Following the September 2017 evacuations to Santo, Maewo and Pentecost Islands, ABM’s partner the Anglican Church of Melanesia (ACOM) stepped in to complement the Government response and support the evacuees and the communities that hosted them. This complementary approach continues in the current phase of the emergency.

In September 2017, the majority of evacuees, approximately 7000 people, were sent to Santo Island. As ACOM’s Vanuatu Headquarters are on Santo, ACOM focused on supporting 10 designated Evacuations Centres (ECs) on Santo. While ACOM did provide some emergency relief food plus non-food items, it identified a gap in water, sanitation and hygiene (WASH) facilities at the ECs and services around counselling for traumatised people. They improved WASH facilities at 2 ECs, located at Sarakata and Mango Parishes. In addition to the improved WASH facilities, the ACOM team invited men and women from the evacuation centre to assist with the improvement work, providing them with meaningful work and purpose, essential items to reduce trauma. To meet people’s psychosocial needs, ACOM was able to establish daily visiting programs with social activities and provided trauma counselling at seven ECs.

Joses Togase, ACOM’s Deputy General Secretary shared that overall:

“The project contributed towards [the] safety and comfort, emotional relief, good health, reduced stress [and]rebuilding of spirituality [for the evacuees]…Those touched by the project expressed recognitions and praise on what and how the Church and its development partners responded to communities”.

St. Patrick’s College and Torgil Vocational School on Ambae are ACOM Provincial Institutions. The students were able to complete their academic programs at designated schools in Santo. St Patrick’s College (SPC) teachers were either accommodated with Anglican host families or received rental assistance so that SPC could continue running at the host schools and provide a degree of routine and normalcy for its students. Despite the disruptions, SPC students were able to sit exams and performed as well as in previous years, a great achievement and credit to the resilience of students and teachers.

After being allowed to return home in late 2017 to clean up and rebuild, these people are now facing permanent relocation after further eruptions since March 2018 have continued to pour ash onto the island, polluting water, killing crops and destroying houses. While some people wish to remain, the Government is encouraging them to accept voluntary resettlement on neighbouring islands.

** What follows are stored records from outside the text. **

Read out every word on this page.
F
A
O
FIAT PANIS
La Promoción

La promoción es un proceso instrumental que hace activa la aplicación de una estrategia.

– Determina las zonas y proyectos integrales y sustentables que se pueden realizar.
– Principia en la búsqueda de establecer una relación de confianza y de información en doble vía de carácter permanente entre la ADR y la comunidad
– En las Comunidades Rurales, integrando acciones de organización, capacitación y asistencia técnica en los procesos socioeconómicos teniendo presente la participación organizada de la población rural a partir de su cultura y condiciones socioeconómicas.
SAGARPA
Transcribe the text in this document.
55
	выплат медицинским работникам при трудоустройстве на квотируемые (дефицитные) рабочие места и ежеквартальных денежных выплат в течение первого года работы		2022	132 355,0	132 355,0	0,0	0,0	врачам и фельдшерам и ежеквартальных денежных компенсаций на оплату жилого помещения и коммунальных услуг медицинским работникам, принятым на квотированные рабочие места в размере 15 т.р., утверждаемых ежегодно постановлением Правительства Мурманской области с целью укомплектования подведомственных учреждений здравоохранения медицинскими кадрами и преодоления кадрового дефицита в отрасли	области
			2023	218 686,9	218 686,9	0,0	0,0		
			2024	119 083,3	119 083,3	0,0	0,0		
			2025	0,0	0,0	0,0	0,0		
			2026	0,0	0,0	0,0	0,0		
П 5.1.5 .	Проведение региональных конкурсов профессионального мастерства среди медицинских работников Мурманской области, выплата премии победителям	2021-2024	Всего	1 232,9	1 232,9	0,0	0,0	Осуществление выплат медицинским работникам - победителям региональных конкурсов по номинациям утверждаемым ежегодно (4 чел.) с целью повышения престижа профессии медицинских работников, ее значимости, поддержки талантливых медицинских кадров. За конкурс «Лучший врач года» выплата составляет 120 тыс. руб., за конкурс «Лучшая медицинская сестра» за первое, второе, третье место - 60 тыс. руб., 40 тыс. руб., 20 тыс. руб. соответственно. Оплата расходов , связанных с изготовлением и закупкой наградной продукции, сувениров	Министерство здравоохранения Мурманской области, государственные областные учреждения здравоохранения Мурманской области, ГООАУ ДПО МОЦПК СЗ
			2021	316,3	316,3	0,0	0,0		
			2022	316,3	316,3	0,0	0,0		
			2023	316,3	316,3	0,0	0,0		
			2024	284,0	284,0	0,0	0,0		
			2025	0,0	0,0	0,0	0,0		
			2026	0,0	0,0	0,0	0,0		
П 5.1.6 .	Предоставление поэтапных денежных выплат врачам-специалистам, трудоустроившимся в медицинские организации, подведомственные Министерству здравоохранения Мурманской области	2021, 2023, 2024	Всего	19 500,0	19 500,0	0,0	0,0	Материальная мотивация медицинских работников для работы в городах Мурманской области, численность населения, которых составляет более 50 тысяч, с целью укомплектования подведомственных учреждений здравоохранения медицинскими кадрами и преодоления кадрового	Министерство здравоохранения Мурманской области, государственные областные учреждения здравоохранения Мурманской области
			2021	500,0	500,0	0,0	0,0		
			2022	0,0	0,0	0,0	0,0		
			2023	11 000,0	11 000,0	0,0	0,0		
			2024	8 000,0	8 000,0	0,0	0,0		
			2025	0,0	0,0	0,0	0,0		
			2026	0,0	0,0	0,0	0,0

The Anglican Church of Melanesia was involved in the initial response and continues to provide support as the evacuations resume and negotiations are underway for permanent resettlement. Since May 2018, ACOM has decided to permanently relocate St Patrick’s College and Torgil Vocational School to Santo. ABM’s supporters responded generously in September 2017 and ABM has committed funds for an ongoing response in 2018.

The experience gained by ACOM in the response after the September 2017 evacuation is being put to good use as the emergency develops. People will need assistance to be resettled with as little disruption as possible, especially to health and education services.

ABM wishes to thank all those that contributed financially to this appeal. Your prayers are still needed as the people of Ambae and their new home islands work through the difficult process ahead of them.